With respect to the performance of host pipes/channels, I can point you to Intel's own paper (which is unfortunately behind a paywall):
I am in the same situation with regards to slow BSP updates on a 3rd party board, but the host pipe/channel features is compelling enough that I'm now working with the Intel A10 GX board that has a BSP claiming host channel support. But that board doesn't support built in IO channels to the network interfaces like 3rd party boards - which leads me down the path of creating a custom BSP for the Intel board.
A paper by Intel engineers about about a feature for Intel FPGAs is behind a paywall.... interesting. I can't even find their emails to contact them directly and request a copy.
I see. I think Intel themselves probably have non-public BSPs for the reference boards with support for different components. Though, I am not sure how they could be requested now that they don't accept service requests from public anymore.
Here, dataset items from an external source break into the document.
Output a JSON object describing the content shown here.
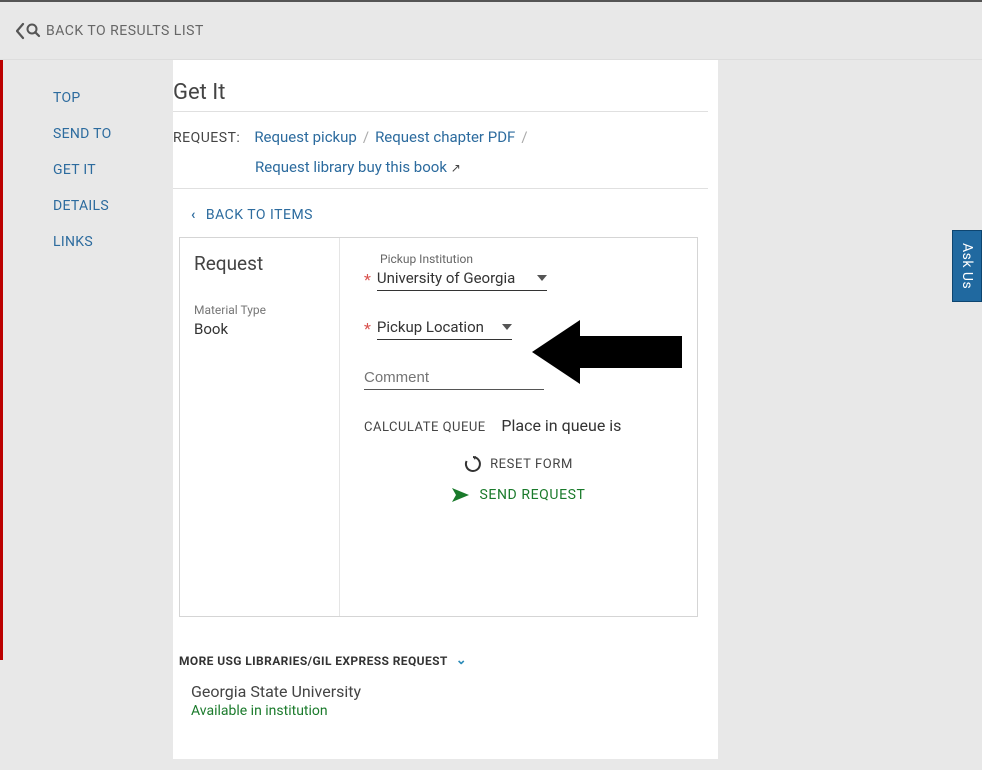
{
  "topbar": {
    "back_to_results": "BACK TO RESULTS LIST"
  },
  "sidebar": {
    "items": [
      {
        "label": "TOP"
      },
      {
        "label": "SEND TO"
      },
      {
        "label": "GET IT"
      },
      {
        "label": "DETAILS"
      },
      {
        "label": "LINKS"
      }
    ]
  },
  "main": {
    "title": "Get It",
    "request_label": "REQUEST:",
    "request_links": {
      "pickup": "Request pickup",
      "chapter_pdf": "Request chapter PDF",
      "buy_book": "Request library buy this book"
    },
    "back_to_items": "BACK TO ITEMS"
  },
  "request_form": {
    "title": "Request",
    "material_type_label": "Material Type",
    "material_type_value": "Book",
    "pickup_institution_label": "Pickup Institution",
    "pickup_institution_value": "University of Georgia",
    "pickup_location_label": "Pickup Location",
    "comment_placeholder": "Comment",
    "calc_queue": "CALCULATE QUEUE",
    "queue_text": "Place in queue is",
    "reset": "RESET FORM",
    "send": "SEND REQUEST"
  },
  "more_libs": {
    "label": "MORE USG LIBRARIES/GIL EXPRESS REQUEST",
    "institution": "Georgia State University",
    "availability": "Available in institution"
  },
  "ask_us": "Ask Us"
}
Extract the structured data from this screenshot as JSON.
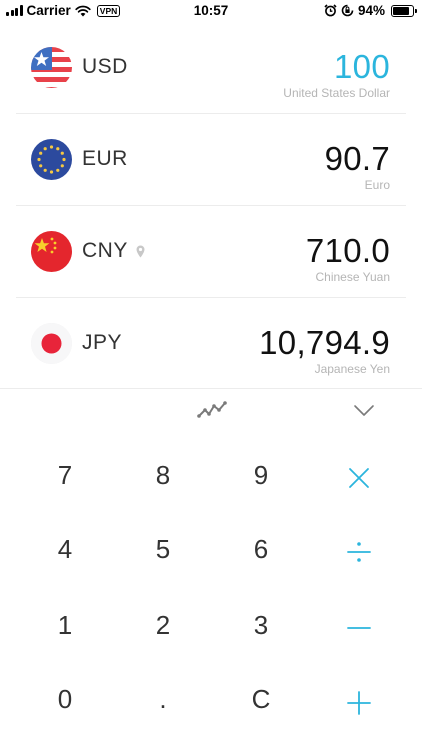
{
  "status_bar": {
    "carrier": "Carrier",
    "vpn": "VPN",
    "time": "10:57",
    "battery": "94%",
    "battery_level": 0.94
  },
  "currencies": [
    {
      "code": "USD",
      "amount": "100",
      "name": "United States Dollar",
      "active": true,
      "flag": "usa-flag-icon"
    },
    {
      "code": "EUR",
      "amount": "90.7",
      "name": "Euro",
      "active": false,
      "flag": "eu-flag-icon"
    },
    {
      "code": "CNY",
      "amount": "710.0",
      "name": "Chinese Yuan",
      "active": false,
      "flag": "china-flag-icon",
      "location_marker": true
    },
    {
      "code": "JPY",
      "amount": "10,794.9",
      "name": "Japanese Yen",
      "active": false,
      "flag": "japan-flag-icon"
    }
  ],
  "toolbar": {
    "chart_icon": "trend-chart-icon",
    "collapse_icon": "chevron-down-icon"
  },
  "keypad": {
    "keys": [
      [
        "7",
        "8",
        "9",
        "×"
      ],
      [
        "4",
        "5",
        "6",
        "÷"
      ],
      [
        "1",
        "2",
        "3",
        "−"
      ],
      [
        "0",
        ".",
        "C",
        "+"
      ]
    ]
  },
  "colors": {
    "accent": "#2bb5dd",
    "text": "#1a1a1a",
    "subtext": "#b5b5b5",
    "divider": "#ececec"
  }
}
Regarding the paper, they published it at a scientific conference, hence it is behind the paywall of the publisher. If you search "Peter Yiannacouras" in google, you can find his Linkedin profile and his personal page on University of Toronto's website with his old email address; if that didn't work, you can try reaching out to him on Linkedin.
P.S. Have you successfully used the network I/O channels provided by your third-party board? From what I know, the "free" network I/O channels you get with such boards only allow communication at physical layer and you will have to perform framing and handle all the control signals yourself (in OpenCL). Furthermore, there is no flow control. There is another network I/O channel that also provides the MAC layer protocol and significantly simplifies usage but that requires Intel's ultra-expensive low-latency MAC license. But still, there is no flow control.
I have successfully used network I/O channels on 3rd party boards that include the 10GigE MAC as part of the BSP - but you're correct that requires the ultra-expensive low-latency MAC license. But I have not tried to use flow control. I have been able to create kernels attached to the I/O channels that process data at the IP and transport layers at line rate.
You should be able to find all the information you need about host pipes at this link.
The document is for version 18.1, but the information should still apply to 17.1.
Current Pipes/Channels Restrictions
*Channels can have multiple read call sites, but only a single write call site
*Pipes can have only a single read and a single write call site
*Loop containing pipes or channel writes cannot be unrolled
*Kernels with channels can’t be vectorized (num_simd_work_items)
*Kernels CU with channels likely cannot be replicated (num_compute_unit)
– Unless max_global_work_dim(0) applied
*Dynamic indexing into arrays of channel IDs not supported
–Only static indexing supported
–AOC needs to know how to connect to HW at compile time
Pipes vs. Channels
*Most cases they are the same
–Usage and Performance
–For host pipes
–Partially conformant to OpenCL™ standards
–Needs modification from OpenCL 2.0 Pipes
–With autorun kernels
–Use model more aligned with FPGA implementation
–Pipe usage more verbose, especially on the host side
Thanks DPrin! I've seen the section regarding host pipes, and the fairly new details about kernel to kernel pipes/channel convention. My initial questions was if host pipes and host channels are the same thing. There is no documentation on "host channels" even though the Intel BSP calls them host channels - which led to my confusion.
I understand your confusion. The underlying implementation is the same. "Channels" was a Intel/Altera extension and the name didn't get changed in the BSP. Pipes are now part of the OpenCL spec so host communication always uses pipes not channels. I'll see if I can get the BSP names changed to pipes.